Wang Jun-Xian, Zhang Cheng, Fu Lin, Zhang Da-Gang, Wang Bi-Wei, Zhang Zhi-Hui, Chen Yuan-Hua, Lu Yan, Chen Xi, Xu De-Xiang
First Affiliated Hospital, Anhui Medical University, Hefei 230022, China.
Department of Toxicology, Anhui Medical University, Hefei, 230032, China.
Toxicol Lett. 2017 Jan 4;265:38-46. doi: 10.1016/j.toxlet.2016.11.012. Epub 2016 Nov 17.

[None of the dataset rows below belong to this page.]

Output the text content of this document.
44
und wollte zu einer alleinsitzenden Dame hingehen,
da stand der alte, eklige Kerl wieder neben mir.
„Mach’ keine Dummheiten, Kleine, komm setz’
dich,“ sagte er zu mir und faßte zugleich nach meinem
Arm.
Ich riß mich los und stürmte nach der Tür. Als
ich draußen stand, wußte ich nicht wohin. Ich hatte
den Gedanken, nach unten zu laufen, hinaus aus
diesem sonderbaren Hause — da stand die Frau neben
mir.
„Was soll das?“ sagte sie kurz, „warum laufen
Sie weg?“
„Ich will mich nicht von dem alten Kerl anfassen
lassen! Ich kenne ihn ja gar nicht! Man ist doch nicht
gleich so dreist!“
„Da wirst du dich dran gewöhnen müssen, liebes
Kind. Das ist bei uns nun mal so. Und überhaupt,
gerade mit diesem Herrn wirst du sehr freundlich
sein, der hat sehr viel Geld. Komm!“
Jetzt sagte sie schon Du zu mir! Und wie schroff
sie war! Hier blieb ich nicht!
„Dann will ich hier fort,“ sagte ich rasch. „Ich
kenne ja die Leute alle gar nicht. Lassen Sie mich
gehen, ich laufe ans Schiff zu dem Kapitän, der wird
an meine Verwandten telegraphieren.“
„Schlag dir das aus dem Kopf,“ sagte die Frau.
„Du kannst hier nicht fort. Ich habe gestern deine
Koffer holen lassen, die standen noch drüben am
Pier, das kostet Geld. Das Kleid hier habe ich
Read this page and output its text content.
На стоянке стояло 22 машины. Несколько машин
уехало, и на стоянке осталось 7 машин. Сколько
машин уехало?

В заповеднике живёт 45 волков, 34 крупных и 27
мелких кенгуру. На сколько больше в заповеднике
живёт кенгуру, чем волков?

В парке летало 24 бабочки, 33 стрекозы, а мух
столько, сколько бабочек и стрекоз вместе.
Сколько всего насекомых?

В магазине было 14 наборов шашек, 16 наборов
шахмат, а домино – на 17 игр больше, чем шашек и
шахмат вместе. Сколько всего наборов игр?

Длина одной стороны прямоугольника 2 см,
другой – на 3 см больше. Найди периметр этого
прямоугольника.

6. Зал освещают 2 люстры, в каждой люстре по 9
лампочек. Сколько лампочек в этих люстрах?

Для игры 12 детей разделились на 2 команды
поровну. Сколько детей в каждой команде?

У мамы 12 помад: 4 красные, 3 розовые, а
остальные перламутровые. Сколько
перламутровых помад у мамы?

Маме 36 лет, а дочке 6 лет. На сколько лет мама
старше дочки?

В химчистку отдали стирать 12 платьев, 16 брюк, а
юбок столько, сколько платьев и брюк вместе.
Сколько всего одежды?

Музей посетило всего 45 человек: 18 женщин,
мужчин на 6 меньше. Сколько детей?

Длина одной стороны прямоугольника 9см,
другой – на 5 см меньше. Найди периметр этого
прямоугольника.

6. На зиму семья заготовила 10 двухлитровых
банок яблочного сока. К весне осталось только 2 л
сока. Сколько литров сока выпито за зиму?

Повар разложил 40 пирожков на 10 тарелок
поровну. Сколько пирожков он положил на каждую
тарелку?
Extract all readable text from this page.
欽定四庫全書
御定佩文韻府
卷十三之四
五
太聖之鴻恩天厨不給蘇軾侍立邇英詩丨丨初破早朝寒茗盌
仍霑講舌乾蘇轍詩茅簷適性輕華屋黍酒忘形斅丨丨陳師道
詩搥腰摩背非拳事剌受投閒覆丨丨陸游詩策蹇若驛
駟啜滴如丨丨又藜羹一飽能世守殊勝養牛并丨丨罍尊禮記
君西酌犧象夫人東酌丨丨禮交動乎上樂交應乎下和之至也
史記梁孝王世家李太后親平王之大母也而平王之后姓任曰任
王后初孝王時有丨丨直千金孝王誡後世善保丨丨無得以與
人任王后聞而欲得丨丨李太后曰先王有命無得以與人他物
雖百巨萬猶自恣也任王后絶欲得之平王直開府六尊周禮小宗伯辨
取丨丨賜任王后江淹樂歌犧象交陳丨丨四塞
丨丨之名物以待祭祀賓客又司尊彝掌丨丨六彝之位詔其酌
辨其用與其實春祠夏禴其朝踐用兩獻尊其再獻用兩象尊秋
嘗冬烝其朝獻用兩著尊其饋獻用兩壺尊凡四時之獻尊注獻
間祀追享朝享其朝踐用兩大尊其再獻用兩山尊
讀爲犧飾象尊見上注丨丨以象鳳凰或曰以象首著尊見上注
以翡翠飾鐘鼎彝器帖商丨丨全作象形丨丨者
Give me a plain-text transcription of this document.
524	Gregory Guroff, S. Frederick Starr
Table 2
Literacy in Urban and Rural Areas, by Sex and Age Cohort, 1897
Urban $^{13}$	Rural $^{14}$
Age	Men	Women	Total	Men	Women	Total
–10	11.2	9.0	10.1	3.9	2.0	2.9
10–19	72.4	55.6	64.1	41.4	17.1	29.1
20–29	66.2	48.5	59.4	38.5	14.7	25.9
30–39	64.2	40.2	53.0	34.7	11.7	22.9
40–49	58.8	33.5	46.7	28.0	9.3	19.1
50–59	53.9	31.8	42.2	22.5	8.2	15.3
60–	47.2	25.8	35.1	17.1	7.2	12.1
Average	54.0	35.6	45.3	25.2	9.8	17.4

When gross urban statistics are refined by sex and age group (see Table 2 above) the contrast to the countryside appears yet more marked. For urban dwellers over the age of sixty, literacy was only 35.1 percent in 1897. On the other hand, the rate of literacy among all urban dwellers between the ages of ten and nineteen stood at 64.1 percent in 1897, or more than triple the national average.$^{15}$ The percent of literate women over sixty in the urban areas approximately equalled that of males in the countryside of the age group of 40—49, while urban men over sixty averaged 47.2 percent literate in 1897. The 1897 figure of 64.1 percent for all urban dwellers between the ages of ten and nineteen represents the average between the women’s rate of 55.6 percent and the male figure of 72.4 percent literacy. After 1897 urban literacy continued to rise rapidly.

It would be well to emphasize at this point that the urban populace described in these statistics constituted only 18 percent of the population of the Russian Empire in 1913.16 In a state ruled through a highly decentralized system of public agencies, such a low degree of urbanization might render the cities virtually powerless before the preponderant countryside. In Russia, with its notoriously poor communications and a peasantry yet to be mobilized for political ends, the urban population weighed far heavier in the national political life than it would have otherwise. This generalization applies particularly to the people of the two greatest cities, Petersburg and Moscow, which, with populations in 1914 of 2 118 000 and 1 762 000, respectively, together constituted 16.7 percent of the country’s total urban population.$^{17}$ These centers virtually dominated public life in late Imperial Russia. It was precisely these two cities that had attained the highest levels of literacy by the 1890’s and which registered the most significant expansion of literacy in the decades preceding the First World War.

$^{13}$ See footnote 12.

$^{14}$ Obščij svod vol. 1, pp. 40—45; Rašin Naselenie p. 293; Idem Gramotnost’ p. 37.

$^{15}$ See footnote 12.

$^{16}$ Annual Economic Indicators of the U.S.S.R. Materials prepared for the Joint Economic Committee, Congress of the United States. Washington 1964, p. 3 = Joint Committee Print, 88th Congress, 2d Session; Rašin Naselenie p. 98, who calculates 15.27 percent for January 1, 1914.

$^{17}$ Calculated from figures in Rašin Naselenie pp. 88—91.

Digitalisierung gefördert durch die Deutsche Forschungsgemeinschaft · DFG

The peroxisome proliferator-activated receptor gamma (PPAR-γ) is a ligand-activated nuclear receptor that regulates glucose and lipid metabolism. The aim of the present study was to investigate the effects of rosiglitazone (RSG), a synthetic PPAR-γ agonist, on acetaminophen (APAP)-induced acute liver injury. Male CD-1 mice were injected with APAP (300mg/kg). Some mice were pretreated with RSG (20mg/kg) 48, 24 and 1h before APAP injection. As expected, RSG pretreatment alleviated APAP-induced acute liver injury. Moreover, RSG pretreatment attenuated APAP-induced hepatic cell death and improved the survival. Although it did not affect hepatic cytochrome P450 (CYP)2E1 expression, RSG pretreatment attenuated reduction of hepatic glutathione peroxidase (GSH-Px), glutathione reductase (GSH-Rd) and glutathione S-transferase (GST) activities, inhibited upregulation of hepatic nicotinamide adenine dinucleotide phosphate (NADPH) oxidase (NOX)-2 and NOX-4, and alleviated hepatic GSH depletion during APAP-induced acute liver injury. In addition, RSG pretreatment suppressed activation of hepatic nuclear factor kappa B (NF-κB) and extracellular signal-related kinase (ERK)/mitogen-activated protein kinase (MAPK) signaling during APAP-induced acute liver injury. These results provide a novel mechanistic explanation for RSG-mediated protection against APAP-induced acute liver injury. The present results suggest that synthetic PPAR-γ agonists might be effective agents for preventing the progression of APAP-induced acute liver injury.
过氧化物酶体增殖物激活受体γ(PPAR-γ)是一种配体激活的核受体,可调节葡萄糖和脂质代谢。本研究的目的是探讨合成的PPAR-γ激动剂罗格列酮(RSG)对乙酰氨基酚(APAP)诱导的急性肝损伤的影响。给雄性CD-1小鼠注射APAP(300mg/kg)。一些小鼠在注射APAP前48、24和1小时用RSG(20mg/kg)进行预处理。正如预期的那样,RSG预处理减轻了APAP诱导的急性肝损伤。此外,RSG预处理减轻了APAP诱导的肝细胞死亡并提高了存活率。虽然RSG预处理不影响肝细胞色素P450(CYP)2E1的表达,但它减轻了肝谷胱甘肽过氧化物酶(GSH-Px)、谷胱甘肽还原酶(GSH-Rd)和谷胱甘肽S-转移酶(GST)活性的降低,抑制了肝烟酰胺腺嘌呤二核苷酸磷酸(NADPH)氧化酶(NOX)-2和NOX-4的上调,并减轻了APAP诱导的急性肝损伤期间肝脏谷胱甘肽的消耗。此外,RSG预处理抑制了APAP诱导的急性肝损伤期间肝核因子κB(NF-κB)和细胞外信号相关激酶(ERK)/丝裂原活化蛋白激酶(MAPK)信号通路的激活。这些结果为RSG介导的对APAP诱导的急性肝损伤的保护作用提供了一种新的机制解释。目前的结果表明,合成的PPAR-γ激动剂可能是预防APAP诱导的急性肝损伤进展的有效药物。